L’alliance a défini une stratégie articulée autour de quatre grands volets. D’abord, elle entend fournir une expertise technique directement aux décideurs politiques, afin de leur permettre de mieux comprendre les enjeux liés aux technologies blockchain. Elle prévoit également de produire des ressources pédagogiques pour rendre ces concepts accessibles au plus grand nombre. En parallèle, elle mise sur une coordination stratégique entre ses membres pour délivrer un message unifié et percutant. Enfin, elle souhaite identifier et défendre ensemble les sujets techniques les plus sensibles pour l’avenir d’Ethereum et de la DeFi.
Cette montée en puissance politique s’inscrit dans un moment clé pour Ethereum. Ces dernières semaines, la Fondation Ethereum a lancé un nouveau programme d’intégration institutionnelle avec le site institutions.ethereum.org, tandis que son modèle de subventions a été réajusté pour plus de sélectivité.
Quels impacts à prévoir ?
À court terme, cette initiative devrait donner davantage de visibilité à la finance décentralisée dans les discussions réglementaires.
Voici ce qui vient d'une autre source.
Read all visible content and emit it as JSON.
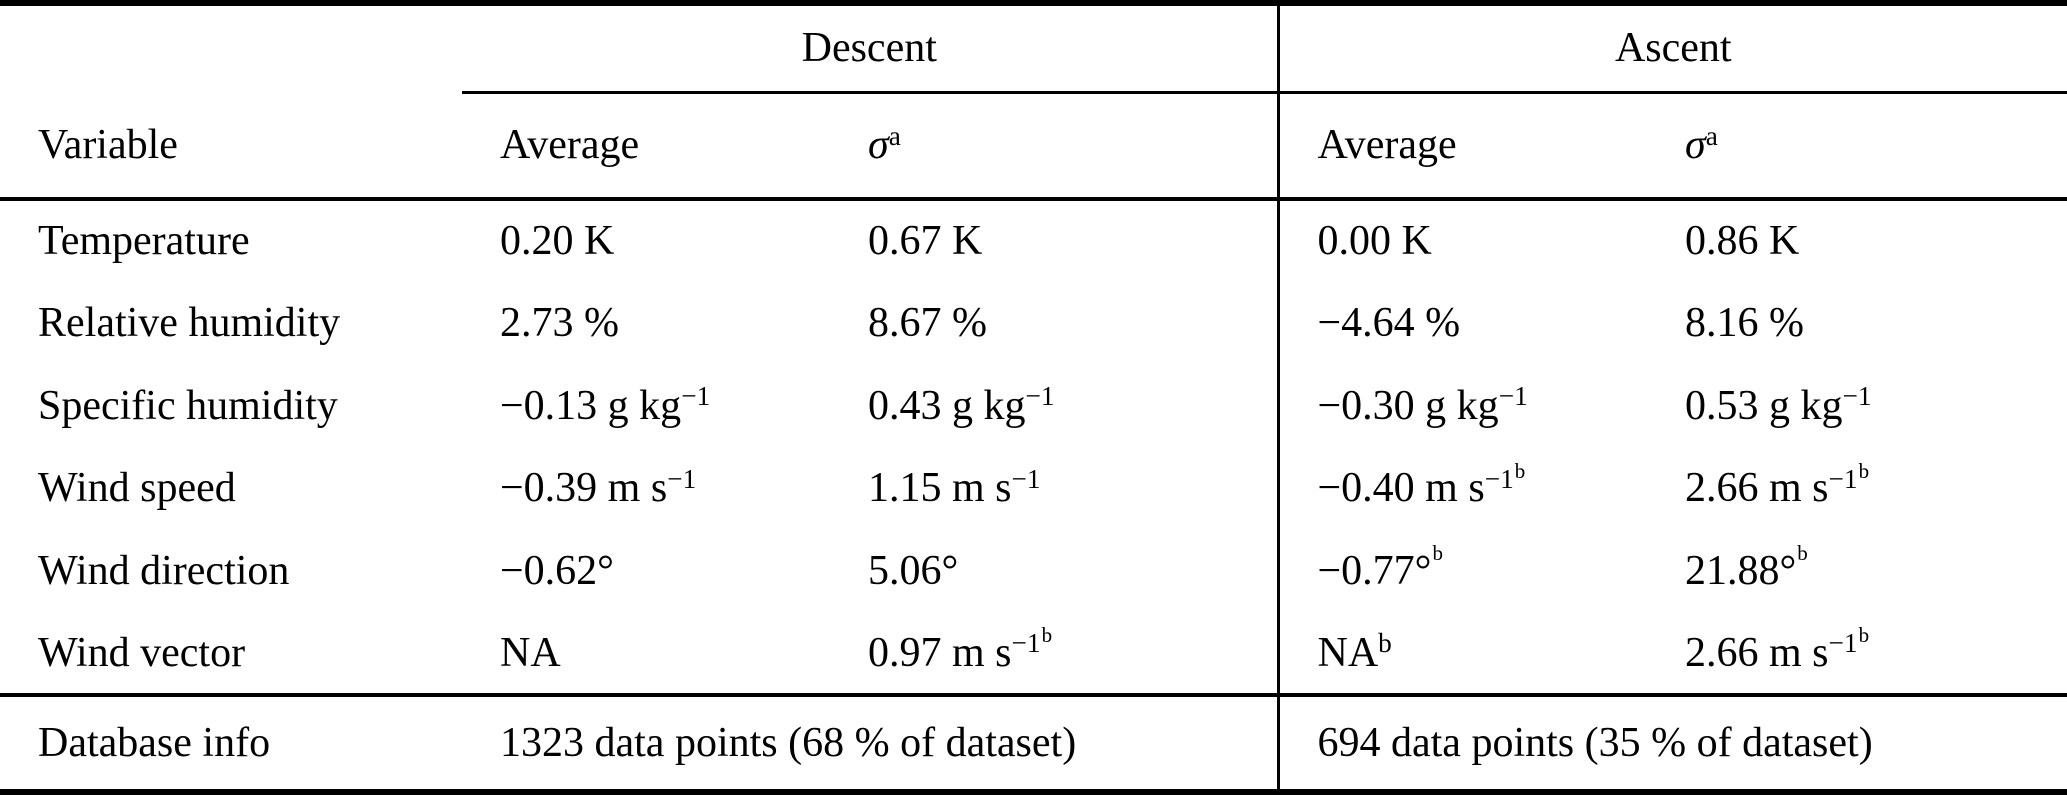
{
  "table": {
    "group_headers": [
      "Descent",
      "Ascent"
    ],
    "columns": [
      "Variable",
      "Average",
      "σ^{a}",
      "Average",
      "σ^{a}"
    ],
    "rows": [
      {
        "variable": "Temperature",
        "descent_avg": "0.20 K",
        "descent_sigma": "0.67 K",
        "ascent_avg": "0.00 K",
        "ascent_sigma": "0.86 K"
      },
      {
        "variable": "Relative humidity",
        "descent_avg": "2.73 %",
        "descent_sigma": "8.67 %",
        "ascent_avg": "−4.64 %",
        "ascent_sigma": "8.16 %"
      },
      {
        "variable": "Specific humidity",
        "descent_avg": "−0.13 g kg^{−1}",
        "descent_sigma": "0.43 g kg^{−1}",
        "ascent_avg": "−0.30 g kg^{−1}",
        "ascent_sigma": "0.53 g kg^{−1}"
      },
      {
        "variable": "Wind speed",
        "descent_avg": "−0.39 m s^{−1}",
        "descent_sigma": "1.15 m s^{−1}",
        "ascent_avg": "−0.40 m s^{−1}^^{b}",
        "ascent_sigma": "2.66 m s^{−1}^^{b}"
      },
      {
        "variable": "Wind direction",
        "descent_avg": "−0.62°",
        "descent_sigma": "5.06°",
        "ascent_avg": "−0.77°^^{b}",
        "ascent_sigma": "21.88°^^{b}"
      },
      {
        "variable": "Wind vector",
        "descent_avg": "NA",
        "descent_sigma": "0.97 m s^{−1}^^{b}",
        "ascent_avg": "NA^{b}",
        "ascent_sigma": "2.66 m s^{−1}^^{b}"
      }
    ],
    "footer": {
      "label": "Database info",
      "descent": "1323 data points (68 % of dataset)",
      "ascent": "694 data points (35 % of dataset)"
    }
  }
}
Elle pourrait aussi favoriser un cadre juridique adapté aux protocoles non dépositaires. Mais ce mouvement vers une présence plus institutionnelle pose aussi la question des compromis à venir. Si la DeFi gagne en influence, pourra-t-elle préserver son ethos originel de décentralisation et d’autonomie face à des pressions réglementaires croissantes ?
Avec la création de l’Ethereum Protocol Advocacy Alliance, la finance décentralisée entre officiellement dans l’arène politique. Cette démarche révèle un tournant majeur pour Ethereum. Il ne s’agit plus seulement de construire des protocoles, mais aussi de défendre leur place dans l’économie numérique mondiale. Si elle parvient à peser dans les débats, la DeFi pourrait imposer ses propres normes, au-delà des modèles centralisés. Reste à observer si cette montée en influence se fera sans renier les valeurs fondatrices du mouvement on-chain.